Today we’re going to look at another nonparametric test: the single-sample runs test.
When Would You Use It?
The runs test is a nonparametric test used in a single sample situation to determine if the distribution of a series of binary events, in the population, is random.
What Type of Data?
The single sample runs test requires categorical (nominal) data.
Step 1: Formulate the null and alternative hypotheses. The null hypothesis claims that the events in the underlying population (represented by the sample series) are distributed randomly. The alternative hypothesis claims that the events in the underlying population are distributed nonrandomly.
Step 2: Compute the number of times each of the two alternatives appears in the sample series (n1 and n2) and the number of runs, r, in the series. A run is a sequence within the series in which one of the alternatives occurs on consecutive trials.
Step 3: Obtain the critical value. Unlike most of the tests we’ve done so far, you don’t get a precise p-value when computing the runs test results. Rather, you calculate your r and then compare it to an upper and lower limit for your specific n1 and n2 values. This is done using a table (such as the one here*). For the values of n1 and n2 in your sample (labeled on this table as n and m), find the intersecting cell of the two values.

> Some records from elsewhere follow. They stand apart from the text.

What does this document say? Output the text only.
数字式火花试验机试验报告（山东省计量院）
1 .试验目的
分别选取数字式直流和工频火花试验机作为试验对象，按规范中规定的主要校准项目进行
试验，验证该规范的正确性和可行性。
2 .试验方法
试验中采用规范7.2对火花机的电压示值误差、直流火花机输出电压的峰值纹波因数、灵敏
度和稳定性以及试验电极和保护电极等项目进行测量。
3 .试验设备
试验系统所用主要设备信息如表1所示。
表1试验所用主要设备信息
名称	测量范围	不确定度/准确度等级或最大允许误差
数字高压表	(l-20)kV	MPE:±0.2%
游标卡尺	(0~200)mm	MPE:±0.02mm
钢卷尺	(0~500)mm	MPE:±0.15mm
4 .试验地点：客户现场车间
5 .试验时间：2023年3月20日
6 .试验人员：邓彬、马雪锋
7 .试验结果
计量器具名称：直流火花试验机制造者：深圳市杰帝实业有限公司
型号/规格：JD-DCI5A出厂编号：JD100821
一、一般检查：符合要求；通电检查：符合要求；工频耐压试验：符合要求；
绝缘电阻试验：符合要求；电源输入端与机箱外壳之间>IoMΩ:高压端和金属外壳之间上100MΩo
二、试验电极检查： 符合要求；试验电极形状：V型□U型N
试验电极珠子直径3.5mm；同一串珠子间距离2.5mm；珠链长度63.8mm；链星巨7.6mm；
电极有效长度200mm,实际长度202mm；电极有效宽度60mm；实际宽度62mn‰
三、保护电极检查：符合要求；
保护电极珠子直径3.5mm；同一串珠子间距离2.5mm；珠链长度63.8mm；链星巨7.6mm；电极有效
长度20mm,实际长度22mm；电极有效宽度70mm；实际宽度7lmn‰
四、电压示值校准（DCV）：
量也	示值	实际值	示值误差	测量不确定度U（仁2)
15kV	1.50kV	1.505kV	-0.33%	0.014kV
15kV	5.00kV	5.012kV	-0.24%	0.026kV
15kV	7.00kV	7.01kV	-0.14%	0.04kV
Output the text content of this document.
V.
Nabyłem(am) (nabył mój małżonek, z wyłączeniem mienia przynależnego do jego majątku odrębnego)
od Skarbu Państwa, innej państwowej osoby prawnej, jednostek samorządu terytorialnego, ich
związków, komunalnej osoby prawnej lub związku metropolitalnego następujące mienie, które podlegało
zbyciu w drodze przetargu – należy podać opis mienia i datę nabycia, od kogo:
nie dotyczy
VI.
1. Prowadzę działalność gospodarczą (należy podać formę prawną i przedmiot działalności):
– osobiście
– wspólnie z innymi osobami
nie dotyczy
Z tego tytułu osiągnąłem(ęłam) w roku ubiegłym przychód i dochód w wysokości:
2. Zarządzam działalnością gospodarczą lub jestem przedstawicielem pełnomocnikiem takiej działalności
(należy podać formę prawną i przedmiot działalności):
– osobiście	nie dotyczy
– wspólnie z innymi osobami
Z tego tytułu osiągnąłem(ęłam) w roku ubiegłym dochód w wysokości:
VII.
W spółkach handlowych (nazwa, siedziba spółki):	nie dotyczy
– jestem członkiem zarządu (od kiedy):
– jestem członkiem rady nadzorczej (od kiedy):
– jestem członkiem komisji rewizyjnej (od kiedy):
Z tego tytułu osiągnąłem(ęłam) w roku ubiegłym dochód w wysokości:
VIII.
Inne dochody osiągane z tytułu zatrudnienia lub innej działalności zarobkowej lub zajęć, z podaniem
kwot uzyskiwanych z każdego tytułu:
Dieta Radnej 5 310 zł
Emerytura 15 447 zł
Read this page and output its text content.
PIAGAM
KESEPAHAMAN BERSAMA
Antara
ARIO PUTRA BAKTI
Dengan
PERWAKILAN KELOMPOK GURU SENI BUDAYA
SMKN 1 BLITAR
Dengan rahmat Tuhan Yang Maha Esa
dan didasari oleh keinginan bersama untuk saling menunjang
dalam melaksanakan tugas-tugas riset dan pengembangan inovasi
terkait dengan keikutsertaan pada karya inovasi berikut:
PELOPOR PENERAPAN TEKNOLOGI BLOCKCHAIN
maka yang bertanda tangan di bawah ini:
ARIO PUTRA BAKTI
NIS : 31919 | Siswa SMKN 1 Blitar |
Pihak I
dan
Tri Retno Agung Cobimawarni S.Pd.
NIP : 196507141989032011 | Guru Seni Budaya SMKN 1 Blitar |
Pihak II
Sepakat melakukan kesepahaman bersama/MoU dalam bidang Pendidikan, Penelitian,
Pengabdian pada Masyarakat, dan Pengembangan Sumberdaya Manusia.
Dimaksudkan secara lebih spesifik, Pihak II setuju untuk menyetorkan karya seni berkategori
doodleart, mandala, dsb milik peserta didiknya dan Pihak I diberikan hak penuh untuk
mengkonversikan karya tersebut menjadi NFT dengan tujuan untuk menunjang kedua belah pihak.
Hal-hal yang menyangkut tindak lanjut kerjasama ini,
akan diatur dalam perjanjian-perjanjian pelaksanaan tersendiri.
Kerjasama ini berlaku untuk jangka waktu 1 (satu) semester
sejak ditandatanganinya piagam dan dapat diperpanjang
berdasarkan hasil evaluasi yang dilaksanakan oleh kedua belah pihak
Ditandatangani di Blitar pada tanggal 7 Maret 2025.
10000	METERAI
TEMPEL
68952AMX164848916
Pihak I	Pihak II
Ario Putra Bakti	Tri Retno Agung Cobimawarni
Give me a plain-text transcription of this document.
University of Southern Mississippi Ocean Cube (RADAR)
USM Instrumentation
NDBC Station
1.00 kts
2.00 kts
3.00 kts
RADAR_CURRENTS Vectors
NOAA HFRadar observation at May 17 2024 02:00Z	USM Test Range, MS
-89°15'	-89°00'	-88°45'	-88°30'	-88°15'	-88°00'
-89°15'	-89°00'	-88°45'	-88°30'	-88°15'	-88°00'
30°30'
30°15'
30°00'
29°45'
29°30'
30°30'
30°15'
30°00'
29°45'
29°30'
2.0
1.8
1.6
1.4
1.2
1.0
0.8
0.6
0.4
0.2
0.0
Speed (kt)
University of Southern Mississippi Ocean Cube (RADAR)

Step 4: Determine the conclusion. If your r is greater than or equal to the larger number or smaller than or equal to the smaller number in that cell, you have a statistically significant result, meaning you reject the null (that is, reject the claim that the distribution of the binary events in the population is nonrandom). If your r is between the smaller and larger number, fail to reject the null.
For this example, I decided to see if the coin flips from the website Just Flip a Coin were, in fact, random. I “flipped” the coin a total of 30 times and recorded my results as “H” for heads and “T” for tails. This series is recorded below.
H0: The distribution of heads and tails in the population is random
Ha: The distribution of heads and tails in the population is nonrandom.
T H TT HHHHHH T H TT HH TT HH T HHH T HHHH T
n1 = 19 (heads)
n2 = 11 (tails)
r = 15
According to the table, my lower bound is 9 and my upper bound is 21. Since my r is in between these two values, I do not have a statistically significant result. I fail to reject H0 and claim that the distribution of heads and tails in the population is indeed random.
*Note that this table, like many others, only has a maximum of 20 for either n or m, and is constructed with α = 0.05 for the two-sided test and α = 0.025 for the one-sided test.
Example in R
No R example this week, since it’s probably more work to do this in R than it is to do it by hand, haha.